Suasana hening terjadi di ruangan tersebut. Hanya ada suara kobaran api putih yang berasal dari ratusan obor yang melayang – layang mengelilingi ruangan tersebut.
Uzan dan lainnya sedang terduduk mengelilingi kepala Sentafal. Tubuh Sentafal meledak menjadi butiran cahaya dan memudar.
Setelah Uzan memeriksa keadaan rekan – rekannya, sang pangeran mendapati bahwa Dubal masih terluka, Edgar mulai sulit untuk menggerakkan tubuhnya selain berjalan tertatih, Sara sedang memangku tubuh Arika dan menyentuh dada penyihir itu sambil menyalakan cahaya di telapak tangannya.
Setelah beberapa saat, perlahan – lahan Arika menyadarkan diri. Ia merasa lega setelah menyaksikan kepala Sentafal dan yang sudah tergeletak di depannya.
Sara berbisik, “Syukurlah...”
Setelah menyadarkan diri, Arika juga terduduk dan menyaksikan teman – temannya yang sedang duduk dan mengelilingi kepala Sentafal yang tergeletak di tanah. Penyihir itu merasa lega.
Sejenak keheningan menyeruak di antara mereka. Uzan membuka pembicaraan, “Akhirnya kita sudah berhasil mengalahkan Sentafal.”
“Itu benar,” kata Edgar, “Uzan melakukan serangan terakhir, tapi seharusnya kita semua sudah habis dihajar oleh Sentafal. Bagaimana bisa kau dapat tenaga lebih?”
Sara mengamati dua gelang biru yang sedang dipakainya. Gelang itu sudah tidak mengeluarkan cahaya. Kemudian, ia berkata, “Sepasang gelang Azure yang kupakai ini bisa menggandakan kekuatan seseorang selama dua puluh detik.”
“Terima kasih, Sara,” kata Uzan. “Berkat hal itu, aku bisa melakukan ayunan terakhir.”
Sara mengangguk sambil tersenyum. “Sama – sama, pangeran.”
“Arika,” Edgar bertanya, “kekuatan hijau yang tadi kugunakan akan berakibat kehilangan kekuatan bagi penggunanya, kan?”
“Itu benar,” kata Arika, “namun tiga hari yang dimaksud bukanlah secara langsung, namun secara gradual atau perlahan – lahan. Selain itu, pengaruhnya adalah penurunan kekuatan sihir bagi klerik dan penyihir, dan penurunan tenaga bagi prajurit.”
Edgar mendengus, “Aku tidak suka dengan resiko itu,”
Dubal bersedekap. “Paling tidak kau masih bisa bertarung setelah kau kehabisan tenagamu dan resiko itu terjadi setelah kita sudah menang.”

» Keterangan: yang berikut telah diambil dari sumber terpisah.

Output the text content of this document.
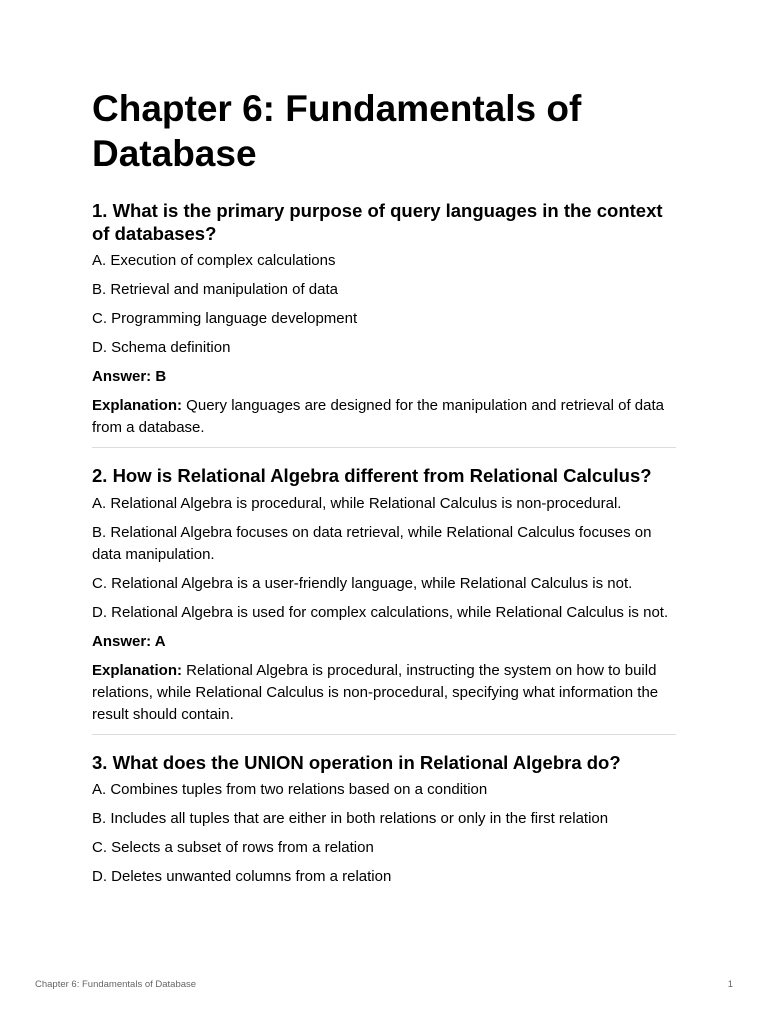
Chapter 6: Fundamentals of Database
1. What is the primary purpose of query languages in the context of databases?
A. Execution of complex calculations
B. Retrieval and manipulation of data
C. Programming language development
D. Schema definition
Answer: B
Explanation: Query languages are designed for the manipulation and retrieval of data from a database.
2. How is Relational Algebra different from Relational Calculus?
A. Relational Algebra is procedural, while Relational Calculus is non-procedural.
B. Relational Algebra focuses on data retrieval, while Relational Calculus focuses on data manipulation.
C. Relational Algebra is a user-friendly language, while Relational Calculus is not.
D. Relational Algebra is used for complex calculations, while Relational Calculus is not.
Answer: A
Explanation: Relational Algebra is procedural, instructing the system on how to build relations, while Relational Calculus is non-procedural, specifying what information the result should contain.
3. What does the UNION operation in Relational Algebra do?
A. Combines tuples from two relations based on a condition
B. Includes all tuples that are either in both relations or only in the first relation
C. Selects a subset of rows from a relation
D. Deletes unwanted columns from a relation
Chapter 6: Fundamentals of Database	1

Edgar menghela. “Bukannya aku tidak merasa lega karena kita sudah menang, tapi untuk selanjutnya, aku tidak akan bisa membantu kalian.”
“Bicara tentang selanjutnya,” kata Uzan, “mari kita melanjutkan kegiatan kita dengan mengirimkan kepala Sentafal ke Istana.”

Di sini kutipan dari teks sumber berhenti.